Warum der Jurist Udo Di Fabio den Deutschen rät, ihr Menschenbild zu prüfen
Augsburg Muss der Staat einem Bürger auch noch die Mittel geben, damit er sich töten kann? Gewährt das Grundgesetz dem Einzelnen so viel Freiheit, dass er sie für extreme Taten einsetzen kann? Als ehemaliger Verfassungsrichter sagt Udo Di Fabio: „Es ist ein Umbruch in unserer Gesellschaft spürbar, der uns dazu zwingt, das Menschenbild der Verfassung deutlicher zu machen.“
Beim Jahresempfang des Bischofs von Augsburg beschrieb der Bonner Rechtsprofessor vor über 300 Gästen aus allen Bereichen der Gesellschaft die „Grenzüberschreitungen“in der postmodernen Welt und ihre Konsequenzen. „Die Individualität scheint zulasten der Gemeinschaft zu gehen und dass der Einzelne in rücksichtsloser Selbstverwirklichung seinen Weg in ein glückliches Leben auch gegen das Recht der Gemeinschaft durchsetzen kann.“
Die Erwartung, dass alles nach eigenen Wünschen verfügbar ist, werde durch die Digitalisierung stark gefördert. Es wird heute bestellt und morgen schon geliefert. Gleichzeitig konstatierte Di Fabio Tendenzen, durch selbstlernende Systeme den Menschen zu entmündigen. Die Technik dringe in Bereiche vor, „die wir bis dato menschlicher Entscheidung reserviert haben“. Automatisiertes Fahren ist sicher und bequem, aber wie steht es um die Haftung, wenn das System versagt? Wie viel Macht erhält der Pflegeroboter, der immer freundlich, hilfsbereit und menschlicher als ein gestresster Pfleger erscheint?

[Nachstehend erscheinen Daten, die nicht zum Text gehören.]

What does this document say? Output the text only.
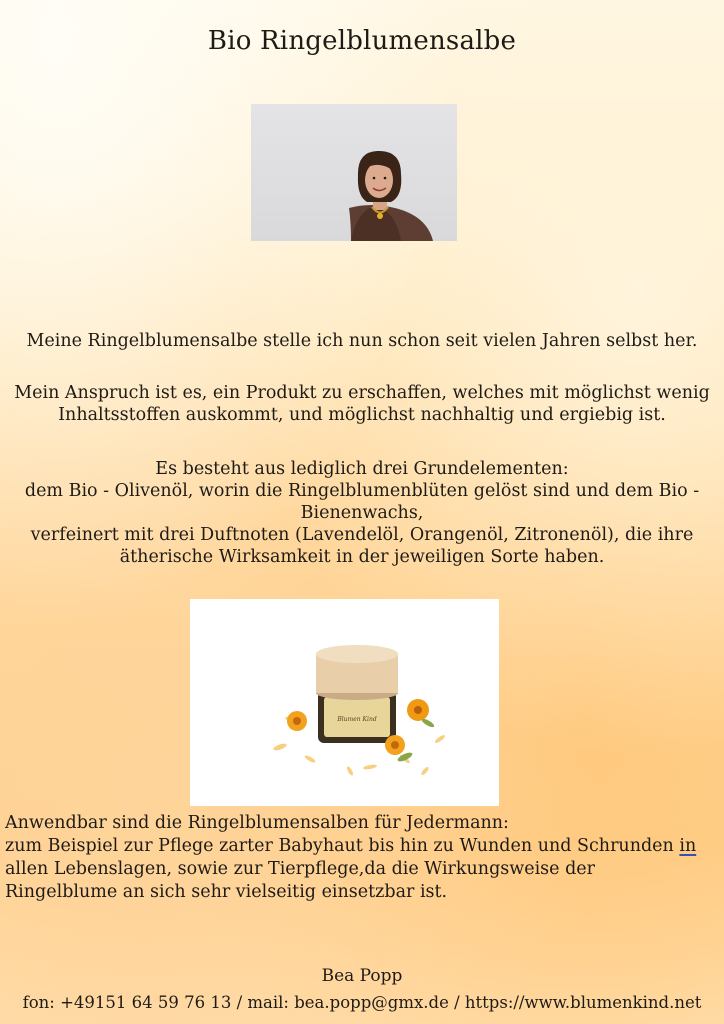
Bio Ringelblumensalbe
Meine Ringelblumensalbe stelle ich nun schon seit vielen Jahren selbst her.
Mein Anspruch ist es, ein Produkt zu erschaffen, welches mit möglichst wenig
Inhaltsstoffen auskommt, und möglichst nachhaltig und ergiebig ist.
Es besteht aus lediglich drei Grundelementen:
dem Bio - Olivenöl, worin die Ringelblumenblüten gelöst sind und dem Bio -
Bienenwachs,
verfeinert mit drei Duftnoten (Lavendelöl, Orangenöl, Zitronenöl), die ihre
ätherische Wirksamkeit in der jeweiligen Sorte haben.
Blumen Kind
Anwendbar sind die Ringelblumensalben für Jedermann:
zum Beispiel zur Pflege zarter Babyhaut bis hin zu Wunden und Schrunden in
allen Lebenslagen, sowie zur Tierpflege,da die Wirkungsweise der
Ringelblume an sich sehr vielseitig einsetzbar ist.
Bea Popp
fon: +49151 64 59 76 13 / mail: bea.popp@gmx.de / https://www.blumenkind.net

Wie sehr lassen wir uns steuern von einem „Smart Home“, das uns besser kennt als wir selbst und Essen zubereitet, bevor wir Hunger haben?
„Es besteht Anlass, innezuhalten und unser Menschenbild zu bedenken“, unterstrich Di Fabio. Der Mensch dürfe sich nicht zum Objekt des technischen Fortschritts herabstufen lassen, „er braucht Entscheidungsfreiheit und die Exit-Möglichkeit“. Di Fabio sprach von einem „sanften Umbruch“und einer Zeit, in der die Grundlagen unserer Gesellschaft ausgehöhlt werden „wie eine Sandburg am Meer“.

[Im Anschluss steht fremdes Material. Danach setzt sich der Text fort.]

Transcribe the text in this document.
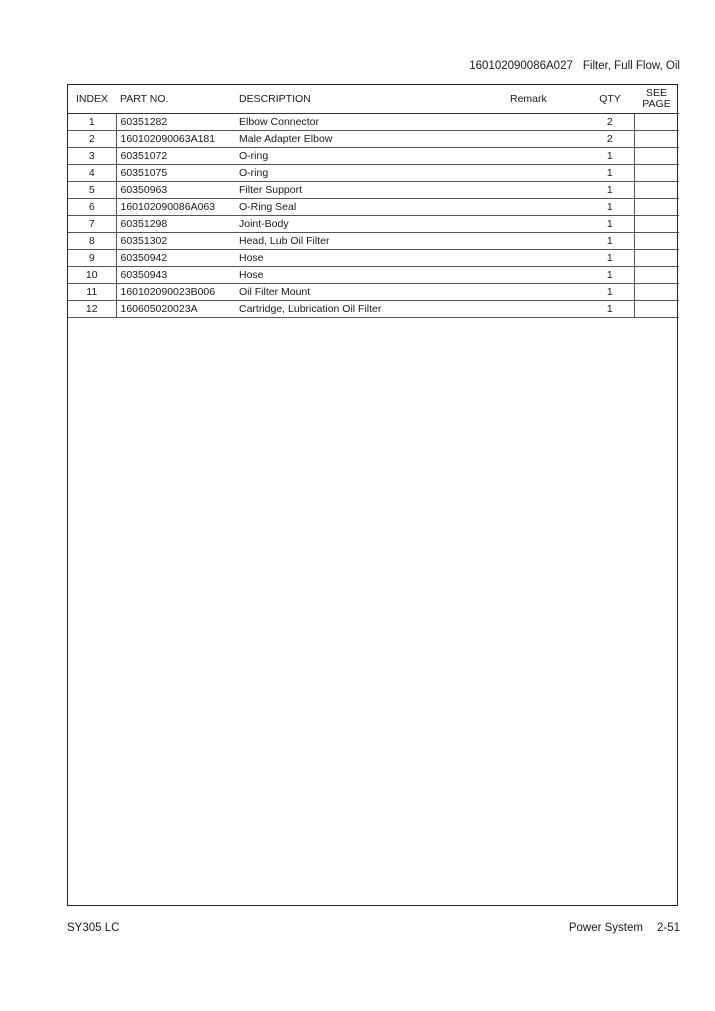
160102090086A027 Filter, Full Flow, Oil
INDEX	PART NO.	DESCRIPTION	Remark	QTY	SEE
PAGE
1	60351282	Elbow Connector		2	
2	160102090063A181	Male Adapter Elbow		2	
3	60351072	O-ring		1	
4	60351075	O-ring		1	
5	60350963	Filter Support		1	
6	160102090086A063	O-Ring Seal		1	
7	60351298	Joint-Body		1	
8	60351302	Head, Lub Oil Filter		1	
9	60350942	Hose		1	
10	60350943	Hose		1	
11	160102090023B006	Oil Filter Mount		1	
12	160605020023A	Cartridge, Lubrication Oil Filter		1	
SY305 LC	Power System 2-51
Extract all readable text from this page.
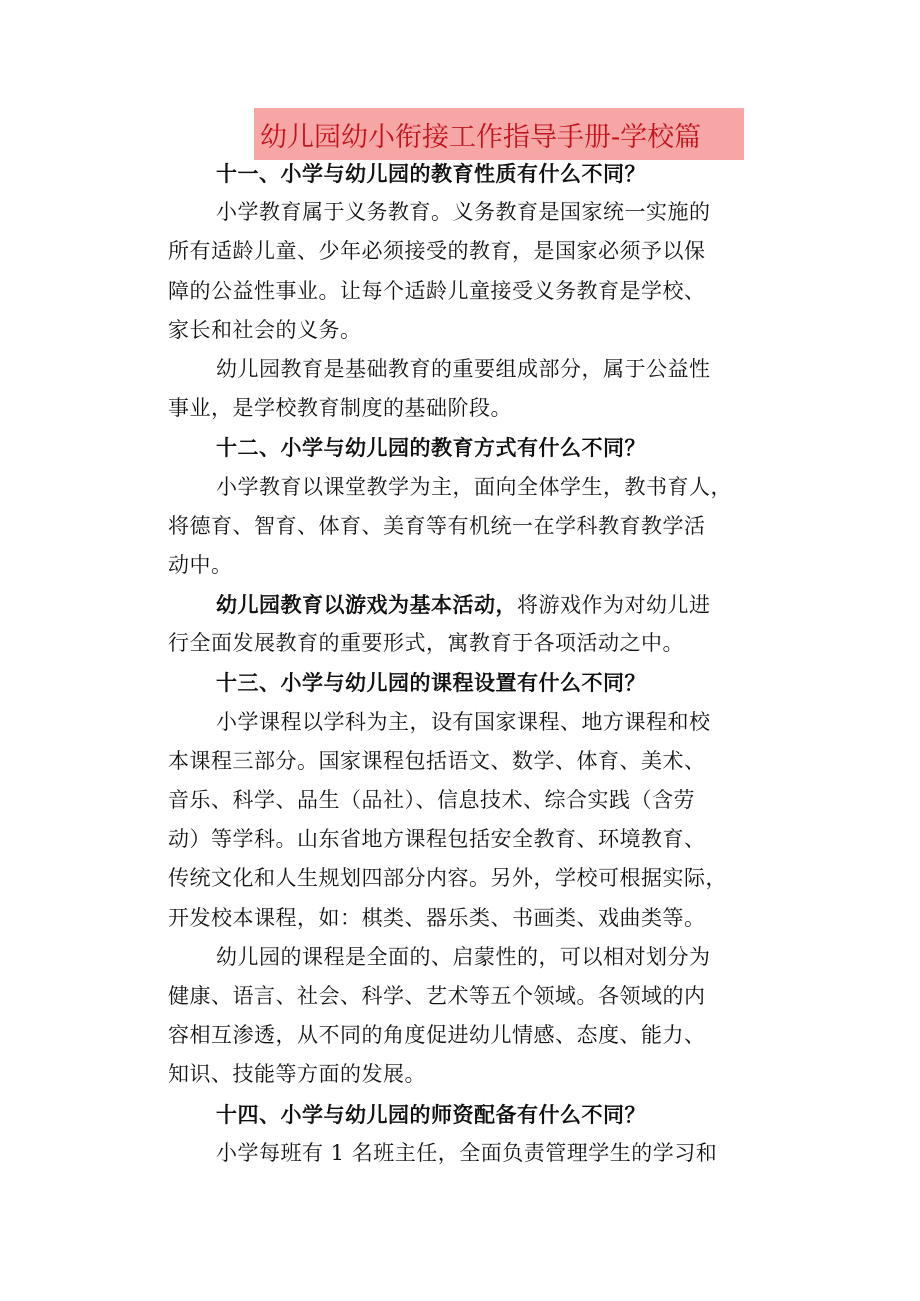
幼儿园幼小衔接工作指导手册-学校篇
十一、小学与幼儿园的教育性质有什么不同？
小学教育属于义务教育。义务教育是国家统一实施的
所有适龄儿童、少年必须接受的教育，是国家必须予以保
障的公益性事业。让每个适龄儿童接受义务教育是学校、
家长和社会的义务。
幼儿园教育是基础教育的重要组成部分，属于公益性
事业，是学校教育制度的基础阶段。
十二、小学与幼儿园的教育方式有什么不同？
小学教育以课堂教学为主，面向全体学生，教书育人，
将德育、智育、体育、美育等有机统一在学科教育教学活
动中。
幼儿园教育以游戏为基本活动，将游戏作为对幼儿进
行全面发展教育的重要形式，寓教育于各项活动之中。
十三、小学与幼儿园的课程设置有什么不同？
小学课程以学科为主，设有国家课程、地方课程和校
本课程三部分。国家课程包括语文、数学、体育、美术、
音乐、科学、品生（品社）、信息技术、综合实践（含劳
动）等学科。山东省地方课程包括安全教育、环境教育、
传统文化和人生规划四部分内容。另外，学校可根据实际，
开发校本课程，如：棋类、器乐类、书画类、戏曲类等。
幼儿园的课程是全面的、启蒙性的，可以相对划分为
健康、语言、社会、科学、艺术等五个领域。各领域的内
容相互渗透，从不同的角度促进幼儿情感、态度、能力、
知识、技能等方面的发展。
十四、小学与幼儿园的师资配备有什么不同？
小学每班有 1 名班主任，全面负责管理学生的学习和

Deshalb „sind wir alle aufgerufen, unser Zusammenleben abzugleichen mit dem Menschenbild des Grundgesetzes“. Und das sehe eine Balance zwischen Freiheit und Bindung vor. Menschenwürde hat für Di Fabio „tiefe religiöse Wurzeln“, denn als Geschöpf sei er Gott ebenbildlich – dem Gott auch der Agnostiker und der Muslime.

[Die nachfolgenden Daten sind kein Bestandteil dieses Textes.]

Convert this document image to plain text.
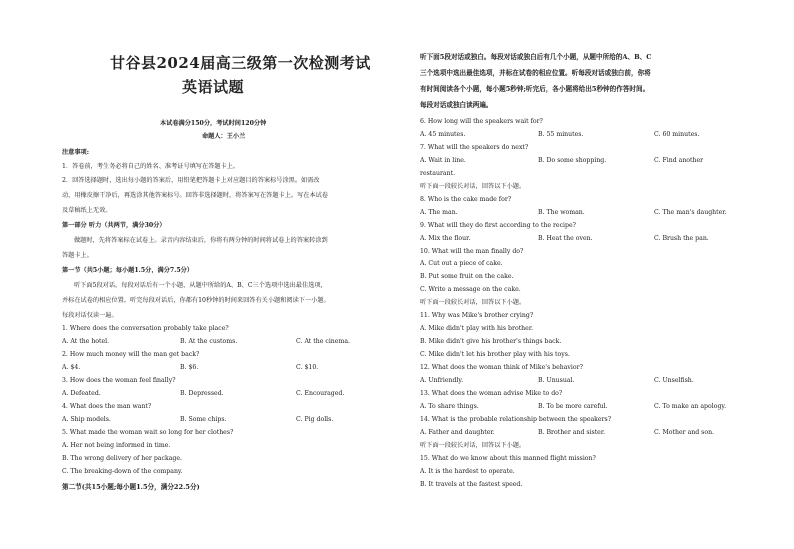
甘谷县2024届高三级第一次检测考试
英语试题
本试卷满分150分，考试时间120分钟
命题人：王小兰
注意事项:
1．答卷前，考生务必将自己的姓名、准考证号填写在答题卡上。
2．回答选择题时，选出每小题的答案后，用铅笔把答题卡上对应题目的答案标号涂黑。如需改
动，用橡皮擦干净后，再选涂其他答案标号。回答非选择题时，将答案写在答题卡上。写在本试卷
及草稿纸上无效。
第一部分 听力（共两节，满分30分）
做题时，先将答案标在试卷上。录音内容结束后，你将有两分钟的时间将试卷上的答案转涂到
答题卡上。
第一节（共5小题；每小题1.5分，满分7.5分）
听下面5段对话。每段对话后有一个小题，从题中所给的A、B、C三个选项中选出最佳选项，
并标在试卷的相应位置。听完每段对话后，你都有10秒钟的时间来回答有关小题和阅读下一小题。
每段对话仅读一遍。
1. Where does the conversation probably take place?
A. At the hotel.	B. At the customs.	C. At the cinema.
2. How much money will the man get back?
A. $4.	B. $6.	C. $10.
3. How does the woman feel finally?
A. Defeated.	B. Depressed.	C. Encouraged.
4. What does the man want?
A. Ship models.	B. Some chips.	C. Pig dolls.
5. What made the woman wait so long for her clothes?
A. Her not being informed in time.
B. The wrong delivery of her package.
C. The breaking-down of the company.
第二节(共15小题;每小题1.5分，满分22.5分)
听下面5段对话或独白。每段对话或独白后有几个小题，从题中所给的A、B、C
三个选项中选出最佳选项，并标在试卷的相应位置。听每段对话或独白前，你将
有时间阅读各个小题，每小题5秒钟;听完后，各小题将给出5秒钟的作答时间。
每段对话或独白读两遍。
6. How long will the speakers wait for?
A. 45 minutes.	B. 55 minutes.	C. 60 minutes.
7. What will the speakers do next?
A. Wait in line.	B. Do some shopping.	C. Find another
restaurant.
听下面一段较长对话，回答以下小题。
8. Who is the cake made for?
A. The man.	B. The woman.	C. The man's daughter.
9. What will they do first according to the recipe?
A. Mix the flour.	B. Heat the oven.	C. Brush the pan.
10. What will the man finally do?
A. Cut out a piece of cake.
B. Put some fruit on the cake.
C. Write a message on the cake.
听下面一段较长对话，回答以下小题。
11. Why was Mike's brother crying?
A. Mike didn't play with his brother.
B. Mike didn't give his brother's things back.
C. Mike didn't let his brother play with his toys.
12. What does the woman think of Mike's behavior?
A. Unfriendly.	B. Unusual.	C. Unselfish.
13. What does the woman advise Mike to do?
A. To share things.	B. To be more careful.	C. To make an apology.
14. What is the probable relationship between the speakers?
A. Father and daughter.	B. Brother and sister.	C. Mother and son.
听下面一段较长对话，回答以下小题。
15. What do we know about this manned flight mission?
A. It is the hardest to operate.
B. It travels at the fastest speed.
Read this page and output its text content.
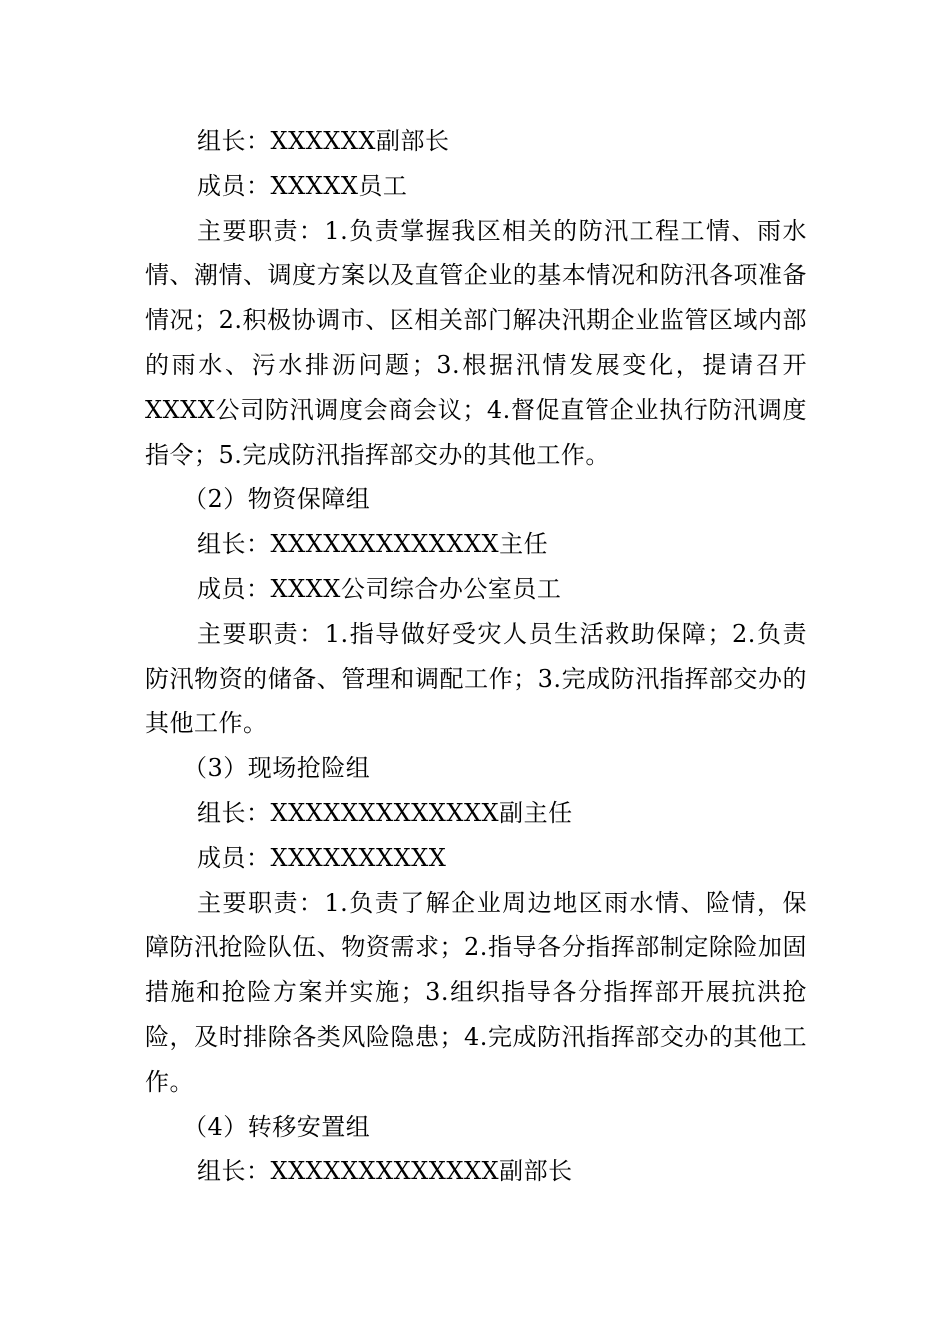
组长：XXXXXX副部长

成员：XXXXX员工

主要职责：1.负责掌握我区相关的防汛工程工情、雨水情、潮情、调度方案以及直管企业的基本情况和防汛各项准备情况；2.积极协调市、区相关部门解决汛期企业监管区域内部的雨水、污水排沥问题；3.根据汛情发展变化，提请召开XXXX公司防汛调度会商会议；4.督促直管企业执行防汛调度指令；5.完成防汛指挥部交办的其他工作。

（2）物资保障组

组长：XXXXXXXXXXXXX主任

成员：XXXX公司综合办公室员工

主要职责：1.指导做好受灾人员生活救助保障；2.负责防汛物资的储备、管理和调配工作；3.完成防汛指挥部交办的其他工作。

（3）现场抢险组

组长：XXXXXXXXXXXXX副主任

成员：XXXXXXXXXX

主要职责：1.负责了解企业周边地区雨水情、险情，保障防汛抢险队伍、物资需求；2.指导各分指挥部制定除险加固措施和抢险方案并实施；3.组织指导各分指挥部开展抗洪抢险，及时排除各类风险隐患；4.完成防汛指挥部交办的其他工作。

（4）转移安置组

组长：XXXXXXXXXXXXX副部长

Bischof Konrad Zdarsa hatte bereits zuvor die religiöse Verankerung als „unentbehrliches Gerüst gegen eine rationalistisch verengte Haltung, die nur gelten lässt, was sie selbst für vernünftig hält“, empfohlen. In einer Zeit der Unsicherheit sei es notwendig, „im Interesse einer umfassenden Wirklichkeitswahrnehmung im Gespräch zu bleiben“.